昨年11月、厚労省の社会保障審議会介護保険部会で介護保険制度の見直しに関する意見がまとまりました。この内容が今年の通常国会で提案されます。
基本的考え方として、日常生活圏内で「医療、介護、予防、住まい、生活支援サービスが切れ目なく、有機的かつ一体的に提供される」ことが強調され「地域包括ケアシステム」が提起されています。
在宅医療では、往診、訪問看護、訪問介護、入浴サービス、デイケア、デイサービス、短期入所などを病状や状態に合わせていかに上手に組み合わせるかが、カギになります。
その意味で、「包括ケア」という考えは間違っていません。
しかし、基本的考え方の二番目の「給付の効率化・重点化」を進めるなら、軽度要介護者を保険給付から締め出すことになり、包括的なサービスの提供は不可能です。
また、要支援者・軽度要介護者の給付を介護保険給付の対象外とする、利用者負担を二割とするという意見も掲げています。
たとえば軽い認知症があり、心機能低下のある一人暮らしのAさん。薬の飲み忘れが多く、食事を準備してもいつ作ったものかがわからない、入浴もできません。このレベルの人にデイケアや訪問介護で服薬確認をおこない、安心して入浴してもらえれば、病状の悪化による入院もなく、在宅で過ごすことができます。
こういったサービスを提供することが、介護保険の本来の役割です。2012年の介護報酬改定を前に、現場からの声をあげていく必要があります。

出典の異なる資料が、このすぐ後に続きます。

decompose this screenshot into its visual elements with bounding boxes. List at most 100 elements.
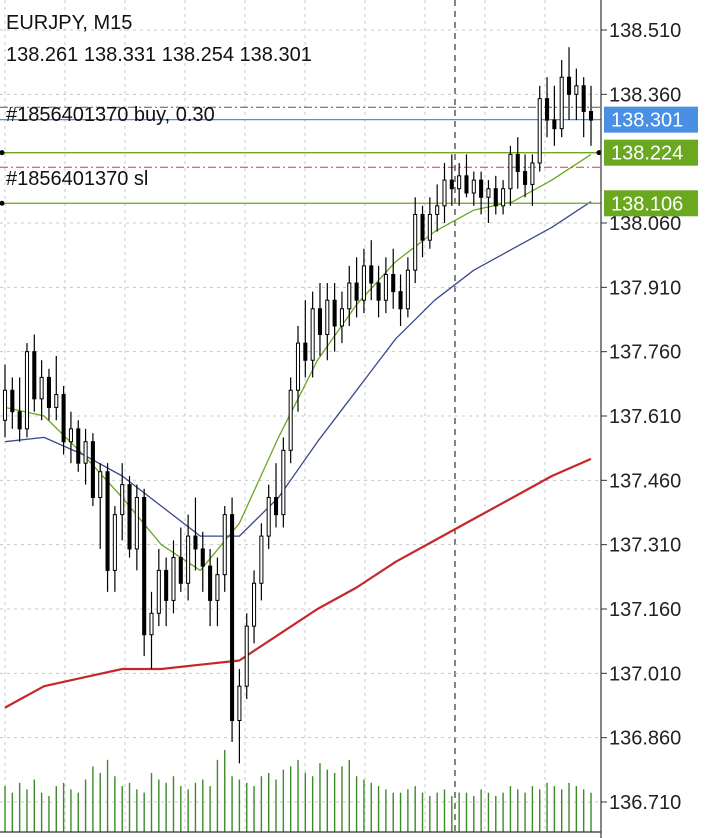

同時に、介護保険制度だけでは対応できない要支援者・軽度要介護者の困り事に応える必要があります。ゴミ出し、電球の交換、買い物など、日常生活の困難に対応する地域の仕組みを作る必要があります。医療福祉生協の地域での役割を発揮する時です。
介護保険を改善する取り組み、困った人を手助けする、安心してくらし続けられるまちづくりを担う医療福祉生協の出番の時です。